In reality, bedrooms tend to be as chaotic and technology-packed as the rest of our homes, offices and cars.
WiFi and 4G ensure we’re always online, while push notifications and apps are designed to prolong device usage by persuading us to spend more time on specific activities.
As a result, the Sleep Council’s latest annual report reveals we’re sleeping for less time than we were five years ago.
Three quarters of people sleep for less than seven hours a night, with 30 per cent of us enduring a poor sleep more often than not.
And while “just doing this before I go to sleep” might seem productive there and then, it’ll be the exact opposite when your mental acuity is lower tomorrow morning…
Is excessive smartphone use to blame?
Numerous studies have shown excessive smartphone use is a major factor behind any deterioration in sleep quality.
The mental stimulation provided by entertainment and gaming keeps us awake, as does the mental focus required to use social media platforms or communicate with one another.
Smartphones also emit light waves which increase sleep onset latency – the amount of time it takes us to fall asleep once we’re tucked up under the covers.
Electromagnetic radiation and the uncomfortable poses we adopt while holding an electrical device at arm’s length are other contributors to wakefulness.
But if you simply can’t go to bed without your phone coming along, what can be done to minimise its impact once the lights go out?
Move away from the blue light. Blue light has been scientifically proven to have adverse side effects, preventing the brain from secreting the sleep hormone melatonin.
As a result, smartphone manufacturers and operating system developers have started adding blue light filters into their handsets, making devices less harmful to use late at night.
For instance, Android Oreo users should drag down from the top of the screen, expand the drop-down menu and choose Blue light filter.

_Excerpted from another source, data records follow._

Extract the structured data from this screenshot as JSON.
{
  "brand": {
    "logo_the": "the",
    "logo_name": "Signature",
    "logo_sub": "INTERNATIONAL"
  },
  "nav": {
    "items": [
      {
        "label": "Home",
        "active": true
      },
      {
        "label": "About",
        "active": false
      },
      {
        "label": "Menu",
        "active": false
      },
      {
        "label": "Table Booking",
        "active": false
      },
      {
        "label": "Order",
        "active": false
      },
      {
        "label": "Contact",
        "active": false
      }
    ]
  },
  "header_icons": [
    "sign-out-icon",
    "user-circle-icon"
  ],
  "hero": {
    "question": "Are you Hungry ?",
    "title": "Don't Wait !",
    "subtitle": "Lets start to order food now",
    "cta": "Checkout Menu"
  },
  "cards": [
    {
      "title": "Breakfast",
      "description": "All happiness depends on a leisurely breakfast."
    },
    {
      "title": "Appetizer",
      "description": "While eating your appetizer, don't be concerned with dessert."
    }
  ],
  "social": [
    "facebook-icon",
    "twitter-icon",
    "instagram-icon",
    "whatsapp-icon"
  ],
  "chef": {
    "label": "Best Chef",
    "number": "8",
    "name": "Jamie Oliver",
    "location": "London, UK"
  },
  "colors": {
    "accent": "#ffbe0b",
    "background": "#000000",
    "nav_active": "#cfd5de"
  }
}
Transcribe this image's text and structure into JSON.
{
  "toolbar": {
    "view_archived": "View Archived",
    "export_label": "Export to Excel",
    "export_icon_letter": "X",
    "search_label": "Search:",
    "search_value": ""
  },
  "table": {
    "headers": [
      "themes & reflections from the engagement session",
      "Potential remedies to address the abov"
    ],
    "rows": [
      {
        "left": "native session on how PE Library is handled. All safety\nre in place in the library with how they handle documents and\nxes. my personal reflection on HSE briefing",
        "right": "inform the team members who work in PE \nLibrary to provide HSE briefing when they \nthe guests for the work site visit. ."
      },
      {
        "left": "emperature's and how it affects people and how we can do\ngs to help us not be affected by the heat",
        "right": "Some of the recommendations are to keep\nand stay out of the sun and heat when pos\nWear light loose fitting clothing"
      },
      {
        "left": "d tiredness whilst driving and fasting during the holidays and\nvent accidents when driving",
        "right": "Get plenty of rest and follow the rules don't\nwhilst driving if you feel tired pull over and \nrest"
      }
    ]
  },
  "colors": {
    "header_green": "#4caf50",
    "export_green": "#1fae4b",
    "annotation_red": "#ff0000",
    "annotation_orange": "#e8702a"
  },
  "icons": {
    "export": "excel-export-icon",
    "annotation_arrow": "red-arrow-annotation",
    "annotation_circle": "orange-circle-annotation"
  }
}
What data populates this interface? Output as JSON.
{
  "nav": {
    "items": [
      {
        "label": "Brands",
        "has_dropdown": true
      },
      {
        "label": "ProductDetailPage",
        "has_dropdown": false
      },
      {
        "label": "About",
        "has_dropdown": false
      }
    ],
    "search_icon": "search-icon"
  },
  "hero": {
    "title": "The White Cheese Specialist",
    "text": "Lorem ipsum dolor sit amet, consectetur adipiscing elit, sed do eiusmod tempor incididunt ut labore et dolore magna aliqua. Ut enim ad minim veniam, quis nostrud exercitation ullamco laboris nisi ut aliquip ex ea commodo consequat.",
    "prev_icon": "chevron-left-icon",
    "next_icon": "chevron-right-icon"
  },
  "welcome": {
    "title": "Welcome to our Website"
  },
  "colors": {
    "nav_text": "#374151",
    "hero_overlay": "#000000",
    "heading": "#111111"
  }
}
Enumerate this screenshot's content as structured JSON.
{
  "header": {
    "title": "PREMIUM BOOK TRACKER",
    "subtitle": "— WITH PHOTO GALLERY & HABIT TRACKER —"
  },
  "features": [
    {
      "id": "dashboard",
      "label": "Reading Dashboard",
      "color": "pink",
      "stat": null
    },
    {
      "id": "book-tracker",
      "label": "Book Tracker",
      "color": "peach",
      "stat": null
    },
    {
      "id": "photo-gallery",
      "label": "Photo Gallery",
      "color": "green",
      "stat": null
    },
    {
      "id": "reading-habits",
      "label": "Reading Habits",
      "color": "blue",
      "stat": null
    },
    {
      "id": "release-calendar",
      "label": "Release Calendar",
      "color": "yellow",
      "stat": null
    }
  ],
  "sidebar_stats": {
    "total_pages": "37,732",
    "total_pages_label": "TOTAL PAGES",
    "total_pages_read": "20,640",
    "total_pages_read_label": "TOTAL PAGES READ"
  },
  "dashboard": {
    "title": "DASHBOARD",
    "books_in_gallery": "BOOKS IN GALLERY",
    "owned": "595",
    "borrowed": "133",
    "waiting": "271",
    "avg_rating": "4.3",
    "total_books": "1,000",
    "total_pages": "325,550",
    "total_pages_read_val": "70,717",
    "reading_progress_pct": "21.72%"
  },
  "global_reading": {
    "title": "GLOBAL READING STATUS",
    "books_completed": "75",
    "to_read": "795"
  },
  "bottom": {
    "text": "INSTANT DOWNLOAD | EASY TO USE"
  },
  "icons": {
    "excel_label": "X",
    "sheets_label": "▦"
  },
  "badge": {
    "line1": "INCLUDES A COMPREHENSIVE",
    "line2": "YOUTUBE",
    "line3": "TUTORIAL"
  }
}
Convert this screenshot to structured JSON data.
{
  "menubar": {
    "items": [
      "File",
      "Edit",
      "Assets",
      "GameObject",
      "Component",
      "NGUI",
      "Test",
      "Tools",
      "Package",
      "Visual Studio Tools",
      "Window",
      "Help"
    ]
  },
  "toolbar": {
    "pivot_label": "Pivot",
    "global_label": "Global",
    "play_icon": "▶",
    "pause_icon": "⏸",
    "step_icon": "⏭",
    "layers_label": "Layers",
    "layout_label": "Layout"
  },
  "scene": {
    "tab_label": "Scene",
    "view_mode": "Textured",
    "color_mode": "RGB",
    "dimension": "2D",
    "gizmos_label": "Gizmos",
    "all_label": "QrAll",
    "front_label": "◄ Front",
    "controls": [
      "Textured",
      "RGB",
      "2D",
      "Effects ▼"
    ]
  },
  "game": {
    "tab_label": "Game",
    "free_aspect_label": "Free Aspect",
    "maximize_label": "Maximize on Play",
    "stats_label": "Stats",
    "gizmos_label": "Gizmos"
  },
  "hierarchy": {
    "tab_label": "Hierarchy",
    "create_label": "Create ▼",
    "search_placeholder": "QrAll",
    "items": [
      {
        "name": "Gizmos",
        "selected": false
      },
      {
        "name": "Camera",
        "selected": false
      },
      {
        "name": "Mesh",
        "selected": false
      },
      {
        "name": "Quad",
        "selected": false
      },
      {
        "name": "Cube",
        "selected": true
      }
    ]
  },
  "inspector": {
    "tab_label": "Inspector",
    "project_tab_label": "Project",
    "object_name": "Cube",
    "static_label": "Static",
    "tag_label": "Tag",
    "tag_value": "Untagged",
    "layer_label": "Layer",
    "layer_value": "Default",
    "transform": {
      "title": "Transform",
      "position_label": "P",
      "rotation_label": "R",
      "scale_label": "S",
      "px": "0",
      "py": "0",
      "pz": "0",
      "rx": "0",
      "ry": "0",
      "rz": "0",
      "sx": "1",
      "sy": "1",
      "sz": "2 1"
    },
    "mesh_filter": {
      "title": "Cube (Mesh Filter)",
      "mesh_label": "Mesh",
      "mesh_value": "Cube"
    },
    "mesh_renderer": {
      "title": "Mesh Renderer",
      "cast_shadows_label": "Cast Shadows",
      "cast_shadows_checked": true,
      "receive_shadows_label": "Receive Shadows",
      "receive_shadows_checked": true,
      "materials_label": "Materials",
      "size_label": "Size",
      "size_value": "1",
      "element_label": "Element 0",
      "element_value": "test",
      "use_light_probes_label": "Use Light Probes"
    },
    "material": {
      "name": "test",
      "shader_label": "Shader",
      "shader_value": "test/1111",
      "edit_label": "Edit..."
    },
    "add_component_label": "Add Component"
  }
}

Stick to sedentary apps. Social media is designed to give us an endorphin rush when people engage with us, or incite us to respond if we disagree with something.
Any kind of gameplay is also likely to accelerate rather than subdue our mental activity levels, though Sudoku will clearly be less disruptive than Colin McRae Rally.
Night-time and reading make ideal bedfellows, so prioritise text-based apps like Amazon Kindle or TripAdvisor – while avoiding potential arguments on Mumsnet and Reddit.
Turn on usage notifications. It’s easy to overlook how reliant we are on our phones for gaming and entertainment, communication and lifestyle management.
The latest versions of Android and iOS include activity trackers, which monitor how frequently we unlock our devices and how long we spend using individual apps.
Turning on applications like Apple’s Screen Time is often better at shaming us into tackling excessive smartphone use than any number of well-meaning internet blogs like this.
Put the phone on silent. Push notifications are great at certain times of the day, but they’re rarely welcome at 3am.
If there’s a genuine emergency, people will phone you – everything else can wait until the morning.
Contrary to urban myth, alarm clock apps still make noise if the device is set to silent or Airplane mode – which is a handy shortcut for blocking out unwanted notifications overnight.
Leave it out. The best advice is simply to leave your phone outside the bedroom – or at the very least, out of reach.
Sleep experts recommend preparing for bed by staying up until you’re really tired, then going to bed and immediately turning off any lights or electrical devices.
If you haven’t fallen asleep within half an hour, get up and read or watch TV in another room until your eyelids begin to close.